Başlığımız okuma-yazma fişlerinden ödünç alındı; artık yaygın olmamakla birlikte, hâlâ varlığını sürdüren, “Ali’ye top attıran - top tutturan” o, “Harflerin Şu Karanlık Nesnesi”nden.
90’lı kuşağın her zaman derli toplu, her zaman efendi şarkıcılarından Ali Güven’in “Yanımda Ol” (rec by Saatchi) ve genç kuşağın yeni üyelerinden Gönen’in “Hayal Bile Edemezsin” (DMC) albümleri, başlığınız ne ve nasıl olursa olsun, ilgiyi-desteği hak eden albümlerden.
90’lı kuşağa mensup olmakla birlikte, bu kuşağın (başta görgüsüzlük, sonradan görmelik hatta şuursuzluk olmak üzere) bütün “negatif” özelliklerinden bile isteye uzakta durmuş Ali Güven ile ağırlıklı olarak, pop müziğimiz için ciddi bir kazanç-katkı olan Donat Bayer’in şarkılarından oluşan bir albüme imza atmış Gönen’in “duruş”ları ya da “varolma” biçimleri benzerlerinden-yaşıtlarından farklı.
Her ikisi de “Önce müzik” diyenlerden; “önce müzik; sonrası da fark etmez.”
Ardına bakma yolcu
Almanya (“Acı Vatan”) doğumlu Ali Güven’in elinden tutup, onu pop arenasına getiren isim Hakan Peker.
Peker, daha ortada Aşkın Nur Yengi ve Yonca Evcimik yokken (ve herkes tam tersini yapmayı tavsiye ediyorken) bile pop ile iştigal etmeyi vazife edinmişlerdendir.
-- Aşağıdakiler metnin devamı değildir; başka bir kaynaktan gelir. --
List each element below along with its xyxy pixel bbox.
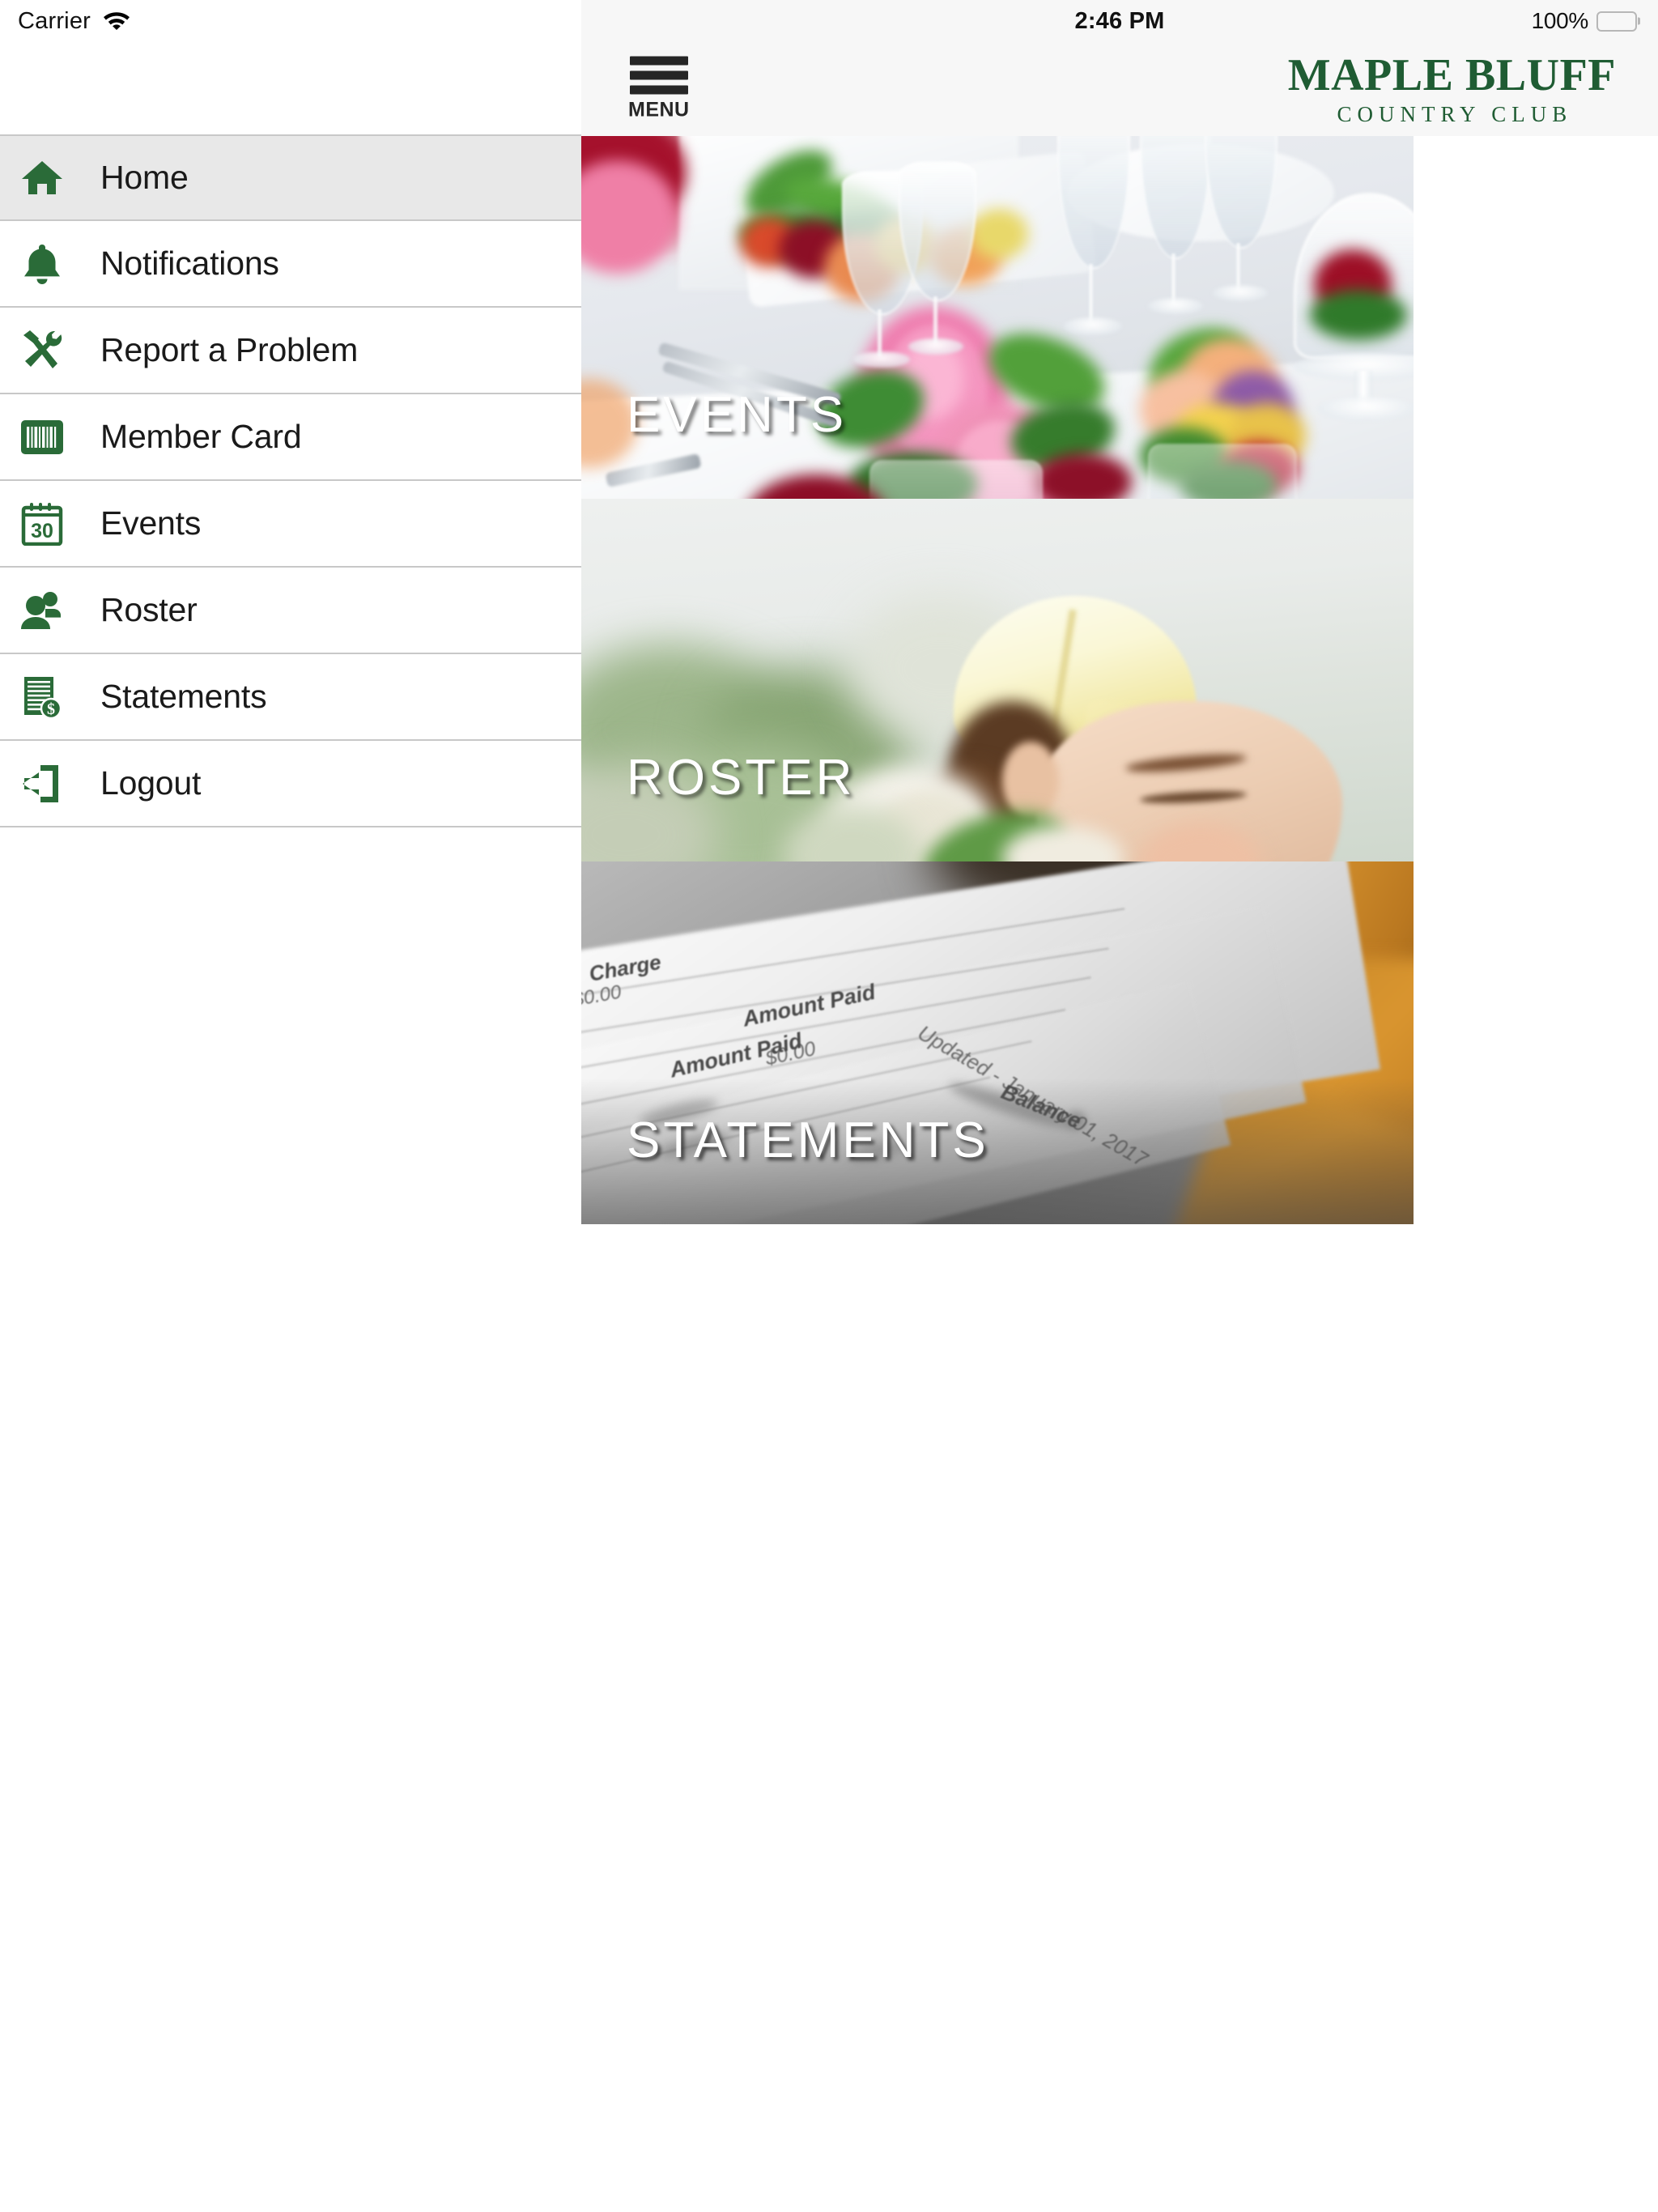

Bugün geriye dönüp baktığımızda, “Bir Efsane”nin artık “patlama” olarak isimlendirebildiğimiz harekâtın fitilini ateşleyen şarkılardan biri olduğunu görebiliyor-söyleyebiliyoruz.
Ve artık, başımıza taş yağdıracak bir seviyeye ulaşmış “slogan-atasözü-argo” kullanımından dolayı, (mesela) “Amma Velakin” ya da muadili bir şarkısı için zamanında sayıp-sıraladıklarımızı, yeniden gözden geçirebilir, Peker’i hoş görmeye başlayabiliriz.
Bir de şu var tabii; başta Özlem Tekin olmak üzere, çok sayıda “sağlam” ismin önüne düşmüştür Peker; el vermiş, desteğini esirgememiştir.
Peker’in desteğiyle karşımıza çıkmış Ali Güven, artık Ercan Saatçi’nin kanatları altında. Saatçi’yi bir müzisyen-bir şarkıcı, hatta bir müzik şirketi yöneticisi olarak sevelim sevmeyelim fark etmez; onun da müziğe, özellikle genç müzisyenlere-yorumculara uzattığı elin, açtığı kapıların hakkını teslim etmemiz gerek.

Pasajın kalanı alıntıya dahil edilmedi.